Raspberries picked in Angus, which are bound for British supermarkets.
Raspberries picked in Angus, which are bound for British supermarkets.

A migrant worker scheme designed to prevent the collapse of a key Tayside and Fife industry is a “recipe for exploitation”, MPs were told.

The soft fruit sector is worth an estimated £115 million a year to Scotland’s economy, with most of that wealth generated in Courier Country.

But fears were raised in the Commons on Tuesday that overseas workers are in “real danger” of falling into slavery under the seasonal agricultural workers scheme (SAWS).

The trial, providing an annual temporary workforce of 2,500 to British farms, is due to start in April and last a minimum of two years.
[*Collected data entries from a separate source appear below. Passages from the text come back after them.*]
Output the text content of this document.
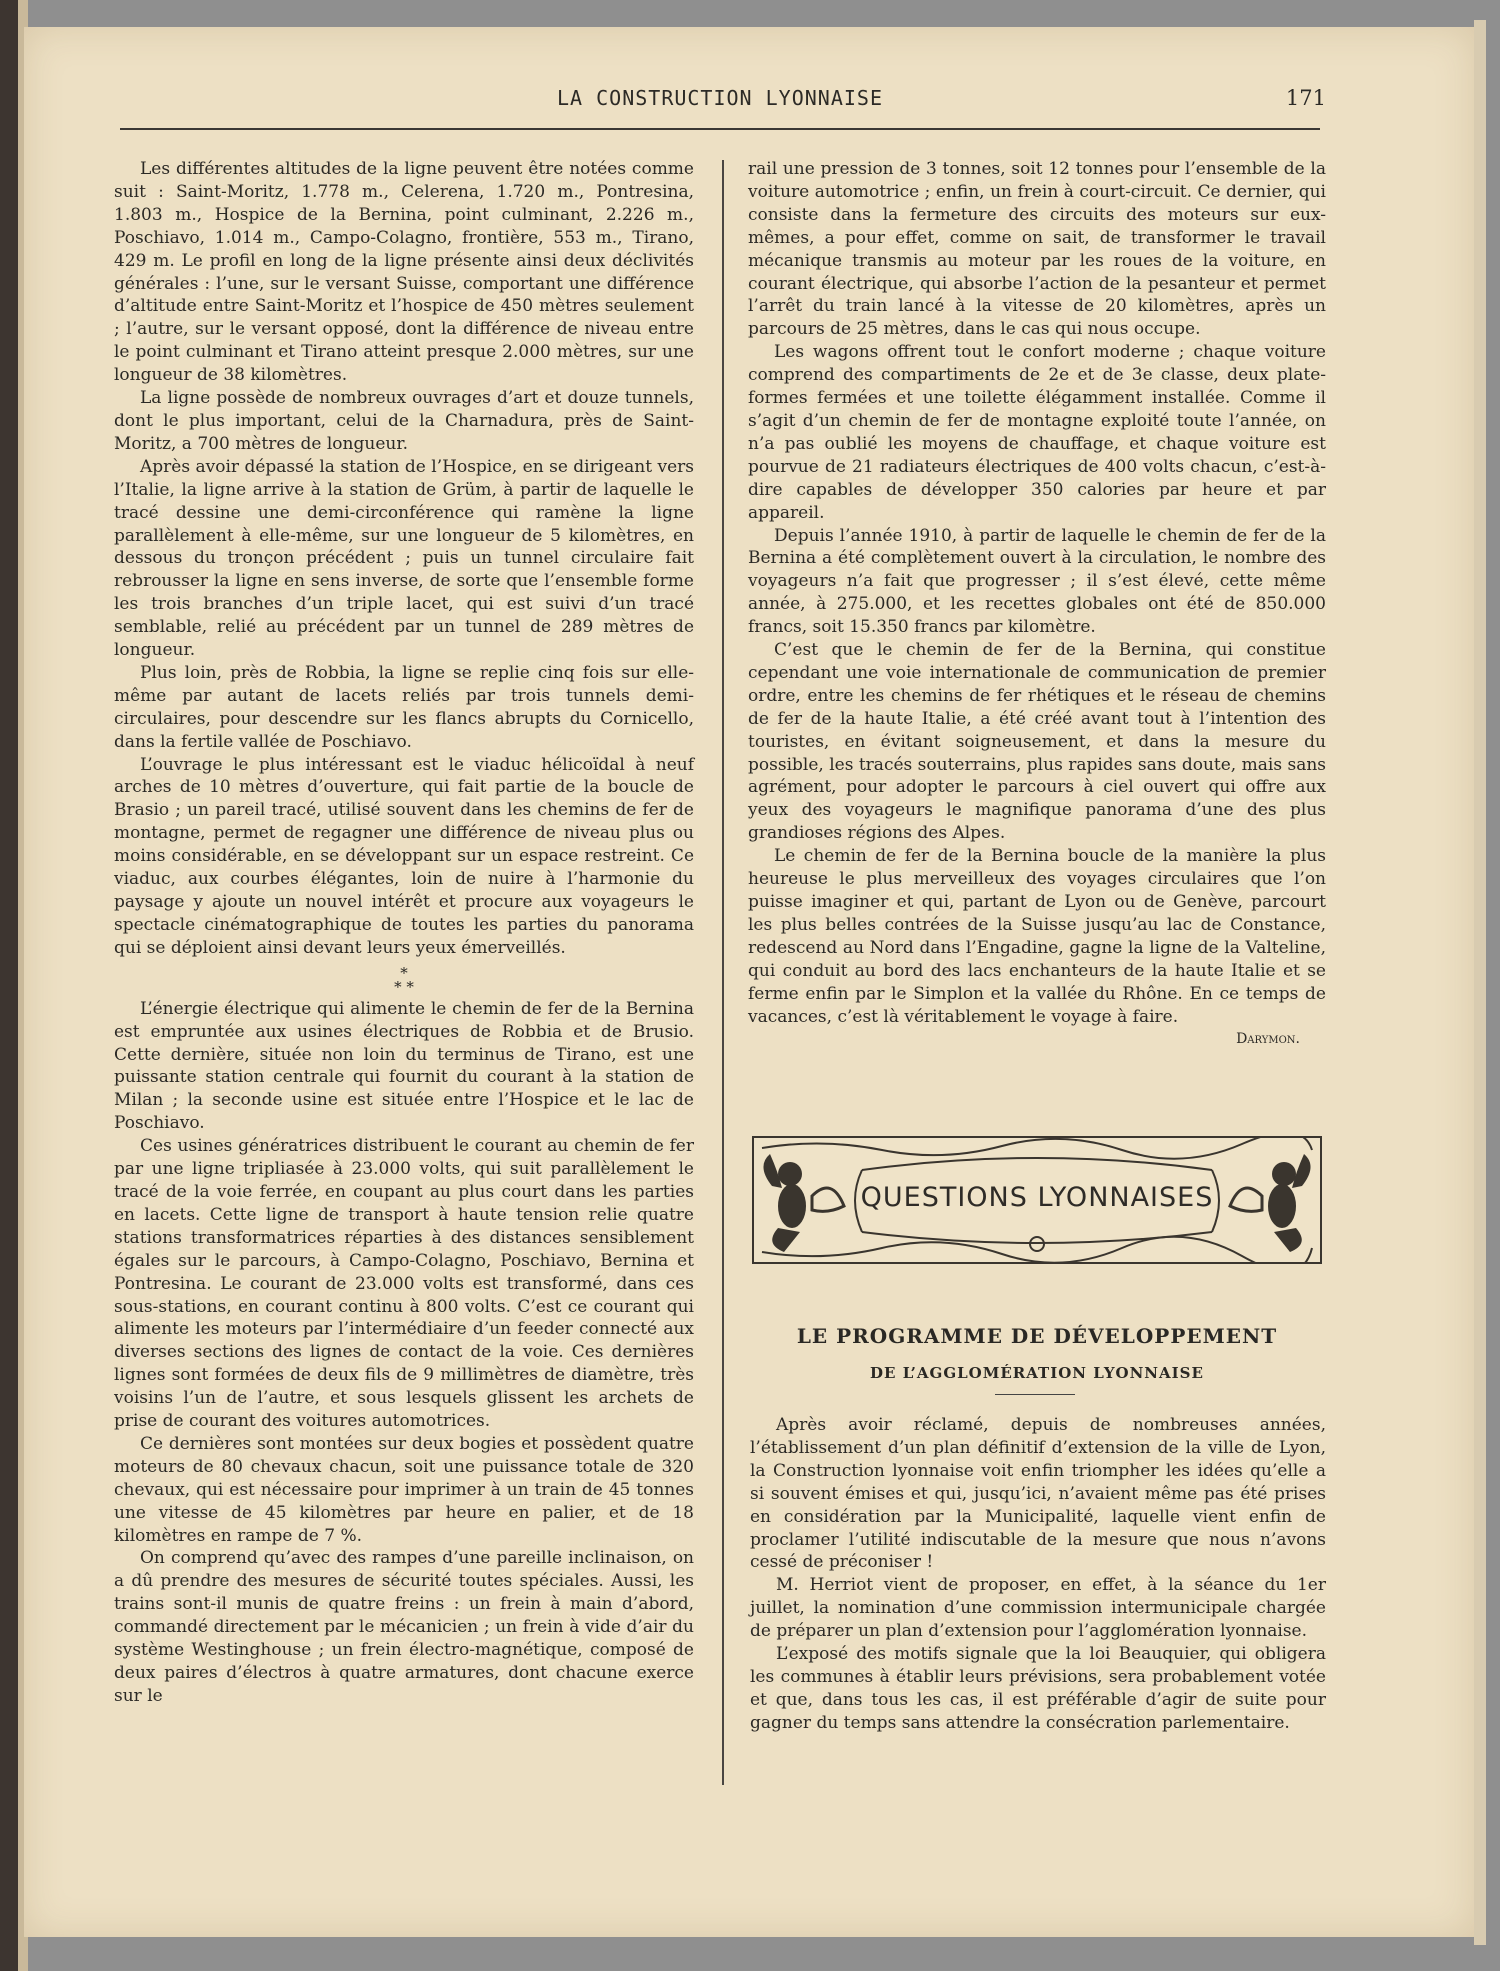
LA CONSTRUCTION LYONNAISE	171

Les différentes altitudes de la ligne peuvent être notées comme suit : Saint-Moritz, 1.778 m., Celerena, 1.720 m., Pontresina, 1.803 m., Hospice de la Bernina, point culminant, 2.226 m., Poschiavo, 1.014 m., Campo-Colagno, frontière, 553 m., Tirano, 429 m. Le profil en long de la ligne présente ainsi deux déclivités générales : l’une, sur le versant Suisse, comportant une différence d’altitude entre Saint-Moritz et l’hospice de 450 mètres seulement ; l’autre, sur le versant opposé, dont la différence de niveau entre le point culminant et Tirano atteint presque 2.000 mètres, sur une longueur de 38 kilomètres.

La ligne possède de nombreux ouvrages d’art et douze tunnels, dont le plus important, celui de la Charnadura, près de Saint-Moritz, a 700 mètres de longueur.

Après avoir dépassé la station de l’Hospice, en se dirigeant vers l’Italie, la ligne arrive à la station de Grüm, à partir de laquelle le tracé dessine une demi-circonférence qui ramène la ligne parallèlement à elle-même, sur une longueur de 5 kilomètres, en dessous du tronçon précédent ; puis un tunnel circulaire fait rebrousser la ligne en sens inverse, de sorte que l’ensemble forme les trois branches d’un triple lacet, qui est suivi d’un tracé semblable, relié au précédent par un tunnel de 289 mètres de longueur.

Plus loin, près de Robbia, la ligne se replie cinq fois sur elle-même par autant de lacets reliés par trois tunnels demi-circulaires, pour descendre sur les flancs abrupts du Cornicello, dans la fertile vallée de Poschiavo.

L’ouvrage le plus intéressant est le viaduc hélicoïdal à neuf arches de 10 mètres d’ouverture, qui fait partie de la boucle de Brasio ; un pareil tracé, utilisé souvent dans les chemins de fer de montagne, permet de regagner une différence de niveau plus ou moins considérable, en se développant sur un espace restreint. Ce viaduc, aux courbes élégantes, loin de nuire à l’harmonie du paysage y ajoute un nouvel intérêt et procure aux voyageurs le spectacle cinématographique de toutes les parties du panorama qui se déploient ainsi devant leurs yeux émerveillés.

*
* *

L’énergie électrique qui alimente le chemin de fer de la Bernina est empruntée aux usines électriques de Robbia et de Brusio. Cette dernière, située non loin du terminus de Tirano, est une puissante station centrale qui fournit du courant à la station de Milan ; la seconde usine est située entre l’Hospice et le lac de Poschiavo.

Ces usines génératrices distribuent le courant au chemin de fer par une ligne tripliasée à 23.000 volts, qui suit parallèlement le tracé de la voie ferrée, en coupant au plus court dans les parties en lacets. Cette ligne de transport à haute tension relie quatre stations transformatrices réparties à des distances sensiblement égales sur le parcours, à Campo-Colagno, Poschiavo, Bernina et Pontresina. Le courant de 23.000 volts est transformé, dans ces sous-stations, en courant continu à 800 volts. C’est ce courant qui alimente les moteurs par l’intermédiaire d’un feeder connecté aux diverses sections des lignes de contact de la voie. Ces dernières lignes sont formées de deux fils de 9 millimètres de diamètre, très voisins l’un de l’autre, et sous lesquels glissent les archets de prise de courant des voitures automotrices.

Ce dernières sont montées sur deux bogies et possèdent quatre moteurs de 80 chevaux chacun, soit une puissance totale de 320 chevaux, qui est nécessaire pour imprimer à un train de 45 tonnes une vitesse de 45 kilomètres par heure en palier, et de 18 kilomètres en rampe de 7 %.

On comprend qu’avec des rampes d’une pareille inclinaison, on a dû prendre des mesures de sécurité toutes spéciales. Aussi, les trains sont-il munis de quatre freins : un frein à main d’abord, commandé directement par le mécanicien ; un frein à vide d’air du système Westinghouse ; un frein électro-magnétique, composé de deux paires d’électros à quatre armatures, dont chacune exerce sur le

rail une pression de 3 tonnes, soit 12 tonnes pour l’ensemble de la voiture automotrice ; enfin, un frein à court-circuit. Ce dernier, qui consiste dans la fermeture des circuits des moteurs sur eux-mêmes, a pour effet, comme on sait, de transformer le travail mécanique transmis au moteur par les roues de la voiture, en courant électrique, qui absorbe l’action de la pesanteur et permet l’arrêt du train lancé à la vitesse de 20 kilomètres, après un parcours de 25 mètres, dans le cas qui nous occupe.

Les wagons offrent tout le confort moderne ; chaque voiture comprend des compartiments de 2e et de 3e classe, deux plate-formes fermées et une toilette élégamment installée. Comme il s’agit d’un chemin de fer de montagne exploité toute l’année, on n’a pas oublié les moyens de chauffage, et chaque voiture est pourvue de 21 radiateurs électriques de 400 volts chacun, c’est-à-dire capables de développer 350 calories par heure et par appareil.

Depuis l’année 1910, à partir de laquelle le chemin de fer de la Bernina a été complètement ouvert à la circulation, le nombre des voyageurs n’a fait que progresser ; il s’est élevé, cette même année, à 275.000, et les recettes globales ont été de 850.000 francs, soit 15.350 francs par kilomètre.

C’est que le chemin de fer de la Bernina, qui constitue cependant une voie internationale de communication de premier ordre, entre les chemins de fer rhétiques et le réseau de chemins de fer de la haute Italie, a été créé avant tout à l’intention des touristes, en évitant soigneusement, et dans la mesure du possible, les tracés souterrains, plus rapides sans doute, mais sans agrément, pour adopter le parcours à ciel ouvert qui offre aux yeux des voyageurs le magnifique panorama d’une des plus grandioses régions des Alpes.

Le chemin de fer de la Bernina boucle de la manière la plus heureuse le plus merveilleux des voyages circulaires que l’on puisse imaginer et qui, partant de Lyon ou de Genève, parcourt les plus belles contrées de la Suisse jusqu’au lac de Constance, redescend au Nord dans l’Engadine, gagne la ligne de la Valteline, qui conduit au bord des lacs enchanteurs de la haute Italie et se ferme enfin par le Simplon et la vallée du Rhône. En ce temps de vacances, c’est là véritablement le voyage à faire.

Darymon.
QUESTIONS LYONNAISES
LE PROGRAMME DE DÉVELOPPEMENT
DE L’AGGLOMÉRATION LYONNAISE

Après avoir réclamé, depuis de nombreuses années, l’établissement d’un plan définitif d’extension de la ville de Lyon, la Construction lyonnaise voit enfin triompher les idées qu’elle a si souvent émises et qui, jusqu’ici, n’avaient même pas été prises en considération par la Municipalité, laquelle vient enfin de proclamer l’utilité indiscutable de la mesure que nous n’avons cessé de préconiser !

M. Herriot vient de proposer, en effet, à la séance du 1er juillet, la nomination d’une commission intermunicipale chargée de préparer un plan d’extension pour l’agglomération lyonnaise.

L’exposé des motifs signale que la loi Beauquier, qui obligera les communes à établir leurs prévisions, sera probablement votée et que, dans tous les cas, il est préférable d’agir de suite pour gagner du temps sans attendre la consécration parlementaire.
Labour MP Alex Norris said while the seasonal employment offers non-EU citizens the chance to improve their lives, it also risks treating them as a “disposable asset” and creates a “recipe for exploitation”.

“I believe that SAWS as it is currently formulated does presents a significant risk of creating slavery,” the Nottingham North MP said.

Mr Norris said there are “real dangers” in the scheme, adding its forerunner, which expired in 2013, was dogged by workers being underpaid, misled and abused.

Pickers sank into debt bondage with recruiters, where loans for flights and other upfront costs are repaid through work, he added.

He said: “Actually what happens then is an inflated or artificial debt that people then have to work back and never actually burn off.”

Growers in Tayside have warned that rogue gangmasters have hung around their farms looking to tap up their workers for exploitation, as reported by The Courier.

Kirstene Hair said when she visits soft fruit farms in her Angus constituency she sees the same workers coming back over several years.

“If they were coming to particularly harsh conditions they wouldn’t come back year on year,” the Scottish Conservative MP said.

Nick Hurd, a Home Office minister, said action “up to and including revocation of the sponsor’s licence” will be taken if scheme operators fall short of required standards, such as placing someone in debt bondage.

“We are very clear that just as we want to support UK businesses, it is just as important to us that everyone working within our economy is safe and treated fairly and with respect,” the Tory MP added.